Apparently sting was also affected by this because there was a song.
In unlimited badass news, everyone really should look up Chilean two time president Michelle Bachelet, who was herself detained and interrogated by Pinochet's regime along with her mother, and whose father was disappeared and killed by the regime. She founded this museum, and donated a copper plate carved by her father in detention.
The pope visits, and so people assemble, and this becomes this tremendous protest, or riot. The tremendous power of the Catholic Church sometimes, as a rallying point for revolution and hope.
And then just people came out and voted and it was all over. History is hard to believe.
I find it tough to get into the heads of people living through this because so many just didn't capitulate. Some schoolteacher who tried to intervene in a kidnapping, like years in. I think I would just look down. You could be next. I mean when you know how many of the relatives of the disappeared were themselves disappeared, yet still the group persists, people join.
I guess to quote my audio guide "this is not a history of which we are ashamed because of the horrors committed by the dictatorship, it is a history of which we are proud because of the infinite ability of men and women to overcome adversity, horror and oblivion and continue fighting to build a country at peace in which human rights are respected. "
So I'm on my way from the museum to the detention centre memorial, and Google lets me down, the address is way wrong. I don't know this so I'm asking a random local for directions. He walks me around the block to his friend who has great English. On the way he tells me Pinochet was the best president ever, developed the country more than any other. His friend says the memorial is "a small memory" "the memory of the left", but then his friend shows up and says that it has some memories that need remembering significantly, and they mutter to each other for a while, and then do dualing directions for me, helping a damsel in distress seeming to cut right across the political aisle. Left friend says it divides the country, but he hopes less and less. I wonder what these old men think of the disappeared. Trumped up? Overblown? False? Worth it? I don't ask though, they're at work and I want to listen to what they do say. Especially since it's so far outside of my understanding or experience. How do you like a guy who demonstrably tortured a bunch of people to death?

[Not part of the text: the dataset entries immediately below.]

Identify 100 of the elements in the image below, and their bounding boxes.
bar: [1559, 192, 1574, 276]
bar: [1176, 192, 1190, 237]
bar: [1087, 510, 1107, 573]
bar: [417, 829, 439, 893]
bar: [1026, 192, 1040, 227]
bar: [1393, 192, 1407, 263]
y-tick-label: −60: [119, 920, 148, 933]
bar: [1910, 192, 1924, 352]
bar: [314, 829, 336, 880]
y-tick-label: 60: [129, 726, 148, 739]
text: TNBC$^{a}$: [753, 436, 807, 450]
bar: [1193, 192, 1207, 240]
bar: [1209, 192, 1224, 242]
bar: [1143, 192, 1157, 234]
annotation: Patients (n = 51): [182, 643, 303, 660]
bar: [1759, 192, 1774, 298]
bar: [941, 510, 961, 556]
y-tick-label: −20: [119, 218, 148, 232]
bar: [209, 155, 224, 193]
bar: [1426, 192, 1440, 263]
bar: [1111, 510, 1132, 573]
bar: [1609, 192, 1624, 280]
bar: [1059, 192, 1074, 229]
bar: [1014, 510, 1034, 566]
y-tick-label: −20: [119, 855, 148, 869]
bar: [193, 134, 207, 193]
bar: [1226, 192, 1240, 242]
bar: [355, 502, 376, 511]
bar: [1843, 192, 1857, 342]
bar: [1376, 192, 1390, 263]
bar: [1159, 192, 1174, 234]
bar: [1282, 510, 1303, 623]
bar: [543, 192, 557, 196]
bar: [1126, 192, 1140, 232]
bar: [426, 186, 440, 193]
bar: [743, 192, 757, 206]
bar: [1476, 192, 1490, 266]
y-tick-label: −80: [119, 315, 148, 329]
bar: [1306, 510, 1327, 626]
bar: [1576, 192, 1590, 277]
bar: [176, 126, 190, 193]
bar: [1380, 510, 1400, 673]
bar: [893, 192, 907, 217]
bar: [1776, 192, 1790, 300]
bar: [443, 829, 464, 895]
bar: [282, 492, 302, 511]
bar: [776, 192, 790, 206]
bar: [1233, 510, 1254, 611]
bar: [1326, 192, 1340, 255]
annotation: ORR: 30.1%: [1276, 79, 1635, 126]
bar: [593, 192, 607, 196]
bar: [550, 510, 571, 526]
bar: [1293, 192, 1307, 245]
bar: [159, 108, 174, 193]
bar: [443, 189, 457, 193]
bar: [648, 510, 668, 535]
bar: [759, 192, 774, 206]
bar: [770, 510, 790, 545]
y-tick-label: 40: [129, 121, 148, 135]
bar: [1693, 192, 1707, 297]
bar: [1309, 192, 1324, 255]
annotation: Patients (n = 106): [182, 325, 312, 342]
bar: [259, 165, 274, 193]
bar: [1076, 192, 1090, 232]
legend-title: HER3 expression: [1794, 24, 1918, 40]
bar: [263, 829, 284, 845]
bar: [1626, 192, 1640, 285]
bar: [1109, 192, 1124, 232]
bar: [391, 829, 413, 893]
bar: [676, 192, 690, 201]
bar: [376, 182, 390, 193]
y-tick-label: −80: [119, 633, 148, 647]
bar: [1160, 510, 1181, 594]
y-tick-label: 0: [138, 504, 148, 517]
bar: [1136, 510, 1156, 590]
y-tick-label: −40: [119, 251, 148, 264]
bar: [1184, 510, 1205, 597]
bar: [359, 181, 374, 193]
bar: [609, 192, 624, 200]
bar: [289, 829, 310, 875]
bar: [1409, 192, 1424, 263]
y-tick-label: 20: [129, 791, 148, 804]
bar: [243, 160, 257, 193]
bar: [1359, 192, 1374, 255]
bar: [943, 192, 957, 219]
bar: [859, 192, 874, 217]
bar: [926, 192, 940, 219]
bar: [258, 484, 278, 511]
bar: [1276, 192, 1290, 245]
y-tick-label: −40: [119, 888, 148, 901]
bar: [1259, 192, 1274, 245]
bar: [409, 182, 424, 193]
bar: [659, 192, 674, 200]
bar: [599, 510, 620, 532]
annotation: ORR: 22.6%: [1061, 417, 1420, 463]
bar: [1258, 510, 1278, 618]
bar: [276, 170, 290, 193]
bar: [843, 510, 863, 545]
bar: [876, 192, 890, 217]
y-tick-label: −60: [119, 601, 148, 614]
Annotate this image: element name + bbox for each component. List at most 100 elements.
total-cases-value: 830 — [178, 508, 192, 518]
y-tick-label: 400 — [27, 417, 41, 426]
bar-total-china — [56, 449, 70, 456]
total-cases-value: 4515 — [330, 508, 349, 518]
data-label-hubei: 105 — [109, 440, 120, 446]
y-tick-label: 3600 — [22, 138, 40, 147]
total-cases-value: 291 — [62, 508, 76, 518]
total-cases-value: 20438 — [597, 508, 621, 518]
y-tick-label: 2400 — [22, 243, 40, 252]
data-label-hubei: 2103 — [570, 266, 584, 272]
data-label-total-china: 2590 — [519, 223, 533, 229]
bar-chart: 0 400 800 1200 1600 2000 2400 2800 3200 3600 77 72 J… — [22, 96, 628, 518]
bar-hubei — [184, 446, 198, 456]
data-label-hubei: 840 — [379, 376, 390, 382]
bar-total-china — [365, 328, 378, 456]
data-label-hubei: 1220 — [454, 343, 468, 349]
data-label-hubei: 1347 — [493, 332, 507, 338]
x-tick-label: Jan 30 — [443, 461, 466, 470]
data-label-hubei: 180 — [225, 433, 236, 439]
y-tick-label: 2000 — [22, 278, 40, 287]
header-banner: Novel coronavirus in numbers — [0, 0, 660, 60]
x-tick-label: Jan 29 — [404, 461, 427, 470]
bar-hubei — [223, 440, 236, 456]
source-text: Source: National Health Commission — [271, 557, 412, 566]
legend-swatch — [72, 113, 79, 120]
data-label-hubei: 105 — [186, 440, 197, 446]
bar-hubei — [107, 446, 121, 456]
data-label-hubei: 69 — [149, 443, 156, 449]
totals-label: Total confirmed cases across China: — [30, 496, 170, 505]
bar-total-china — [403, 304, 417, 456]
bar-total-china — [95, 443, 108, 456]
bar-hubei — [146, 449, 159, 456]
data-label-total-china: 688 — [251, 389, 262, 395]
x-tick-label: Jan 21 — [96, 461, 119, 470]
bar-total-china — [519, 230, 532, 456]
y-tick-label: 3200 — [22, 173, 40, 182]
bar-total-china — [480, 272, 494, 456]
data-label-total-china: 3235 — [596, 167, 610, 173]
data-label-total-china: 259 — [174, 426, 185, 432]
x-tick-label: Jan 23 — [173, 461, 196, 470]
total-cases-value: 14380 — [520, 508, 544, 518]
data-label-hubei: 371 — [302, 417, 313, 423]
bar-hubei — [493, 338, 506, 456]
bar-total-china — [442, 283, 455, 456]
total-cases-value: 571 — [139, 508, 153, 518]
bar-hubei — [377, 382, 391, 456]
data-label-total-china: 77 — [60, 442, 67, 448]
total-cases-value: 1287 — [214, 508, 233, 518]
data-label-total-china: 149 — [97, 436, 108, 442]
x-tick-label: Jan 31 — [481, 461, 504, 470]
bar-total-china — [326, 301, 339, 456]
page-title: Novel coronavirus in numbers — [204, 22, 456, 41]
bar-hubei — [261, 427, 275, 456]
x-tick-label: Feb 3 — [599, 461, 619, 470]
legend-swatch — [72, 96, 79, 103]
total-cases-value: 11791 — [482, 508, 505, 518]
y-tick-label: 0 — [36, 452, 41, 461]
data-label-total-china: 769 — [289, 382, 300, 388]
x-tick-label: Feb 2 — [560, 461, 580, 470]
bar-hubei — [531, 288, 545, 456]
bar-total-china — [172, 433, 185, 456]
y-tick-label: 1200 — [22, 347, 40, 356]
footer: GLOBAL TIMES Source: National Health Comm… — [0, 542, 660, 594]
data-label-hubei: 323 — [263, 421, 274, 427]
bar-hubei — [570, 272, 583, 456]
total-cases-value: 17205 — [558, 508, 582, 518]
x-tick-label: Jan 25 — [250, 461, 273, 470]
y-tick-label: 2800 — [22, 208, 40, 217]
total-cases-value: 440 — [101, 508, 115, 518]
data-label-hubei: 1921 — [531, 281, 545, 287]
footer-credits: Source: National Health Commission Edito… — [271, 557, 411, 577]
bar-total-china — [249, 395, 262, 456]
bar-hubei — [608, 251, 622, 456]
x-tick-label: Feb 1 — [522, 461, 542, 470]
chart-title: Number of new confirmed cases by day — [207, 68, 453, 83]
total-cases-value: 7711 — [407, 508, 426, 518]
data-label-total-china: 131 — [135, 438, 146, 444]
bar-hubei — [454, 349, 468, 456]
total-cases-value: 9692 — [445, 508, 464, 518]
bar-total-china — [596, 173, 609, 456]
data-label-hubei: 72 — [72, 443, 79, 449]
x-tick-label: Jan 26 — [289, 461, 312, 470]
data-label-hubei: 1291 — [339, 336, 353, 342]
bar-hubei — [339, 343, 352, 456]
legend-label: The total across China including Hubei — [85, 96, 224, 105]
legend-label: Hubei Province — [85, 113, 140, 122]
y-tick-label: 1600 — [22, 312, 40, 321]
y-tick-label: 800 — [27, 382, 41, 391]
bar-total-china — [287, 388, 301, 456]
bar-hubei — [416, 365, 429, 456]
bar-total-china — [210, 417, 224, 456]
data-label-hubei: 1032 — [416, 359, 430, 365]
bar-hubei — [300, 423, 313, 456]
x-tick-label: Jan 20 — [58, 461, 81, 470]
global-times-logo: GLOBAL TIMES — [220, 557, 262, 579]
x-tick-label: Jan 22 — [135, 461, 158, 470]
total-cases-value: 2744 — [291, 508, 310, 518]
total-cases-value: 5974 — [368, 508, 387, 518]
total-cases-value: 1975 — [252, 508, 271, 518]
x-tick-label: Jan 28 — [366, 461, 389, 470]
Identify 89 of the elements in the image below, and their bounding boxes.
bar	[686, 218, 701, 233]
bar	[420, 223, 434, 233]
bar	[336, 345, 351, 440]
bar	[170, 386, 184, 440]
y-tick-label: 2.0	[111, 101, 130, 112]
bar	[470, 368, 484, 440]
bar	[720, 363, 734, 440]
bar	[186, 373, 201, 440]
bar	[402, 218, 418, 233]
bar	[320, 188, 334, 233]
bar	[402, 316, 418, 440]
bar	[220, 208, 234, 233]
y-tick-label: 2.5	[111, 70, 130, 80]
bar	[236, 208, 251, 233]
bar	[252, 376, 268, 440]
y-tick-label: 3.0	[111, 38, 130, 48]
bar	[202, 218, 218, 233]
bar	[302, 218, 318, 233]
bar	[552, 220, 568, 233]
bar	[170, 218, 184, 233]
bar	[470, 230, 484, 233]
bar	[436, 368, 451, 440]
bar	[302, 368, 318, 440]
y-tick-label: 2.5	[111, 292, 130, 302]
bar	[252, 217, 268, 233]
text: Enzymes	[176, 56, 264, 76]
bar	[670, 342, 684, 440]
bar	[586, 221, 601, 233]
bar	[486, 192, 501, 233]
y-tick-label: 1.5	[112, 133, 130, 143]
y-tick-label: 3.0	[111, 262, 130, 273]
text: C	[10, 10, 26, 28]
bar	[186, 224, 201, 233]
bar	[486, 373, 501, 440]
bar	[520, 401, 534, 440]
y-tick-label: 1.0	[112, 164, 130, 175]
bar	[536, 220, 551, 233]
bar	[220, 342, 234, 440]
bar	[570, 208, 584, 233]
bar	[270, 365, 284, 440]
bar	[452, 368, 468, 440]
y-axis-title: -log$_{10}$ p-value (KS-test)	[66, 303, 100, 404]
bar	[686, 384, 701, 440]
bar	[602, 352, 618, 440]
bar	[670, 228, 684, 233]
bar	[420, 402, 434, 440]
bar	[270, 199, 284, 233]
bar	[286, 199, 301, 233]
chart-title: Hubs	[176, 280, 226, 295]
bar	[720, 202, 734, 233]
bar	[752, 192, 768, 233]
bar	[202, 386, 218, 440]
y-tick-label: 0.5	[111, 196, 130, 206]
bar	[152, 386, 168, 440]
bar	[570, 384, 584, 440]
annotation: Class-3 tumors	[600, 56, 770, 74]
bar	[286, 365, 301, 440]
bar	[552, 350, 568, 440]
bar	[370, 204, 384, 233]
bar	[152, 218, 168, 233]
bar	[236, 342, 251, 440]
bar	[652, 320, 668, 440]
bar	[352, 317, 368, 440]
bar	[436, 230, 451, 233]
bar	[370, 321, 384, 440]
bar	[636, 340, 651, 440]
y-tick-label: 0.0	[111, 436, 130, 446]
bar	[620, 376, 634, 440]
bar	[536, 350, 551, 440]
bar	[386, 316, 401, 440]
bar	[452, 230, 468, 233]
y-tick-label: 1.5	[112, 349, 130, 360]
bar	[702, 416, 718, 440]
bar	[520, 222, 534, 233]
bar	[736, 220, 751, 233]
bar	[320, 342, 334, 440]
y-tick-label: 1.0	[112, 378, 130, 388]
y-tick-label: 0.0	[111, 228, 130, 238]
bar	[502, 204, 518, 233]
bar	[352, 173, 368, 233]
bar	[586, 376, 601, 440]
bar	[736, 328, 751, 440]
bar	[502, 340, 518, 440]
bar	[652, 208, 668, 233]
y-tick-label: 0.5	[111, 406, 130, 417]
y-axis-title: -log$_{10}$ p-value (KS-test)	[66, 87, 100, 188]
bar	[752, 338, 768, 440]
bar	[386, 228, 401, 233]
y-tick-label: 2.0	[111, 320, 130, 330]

And then I went to the real 38 Londres, an unremarkable house on the nice side of the city centre, three stories, a balcony onto the street. Which was one of the number of torture and detention centers scattered around Santiago, like seven in santiago and 400 in the country. An empty house, abandoned feeling, with some quotes or lines stenciled on the walls.
The most confronting thing was that if just watched at the human rights museum a video of a guy being interviewed walking through this house and explaining how he was tortured and where.
But went through it quickly because there wasn't much and then home to jes and a giant Mexican dinner (skipped lunch) and thinkings.
I fly to the USA tomorrow. God help me. Trump is inaugurated while I'm in the air.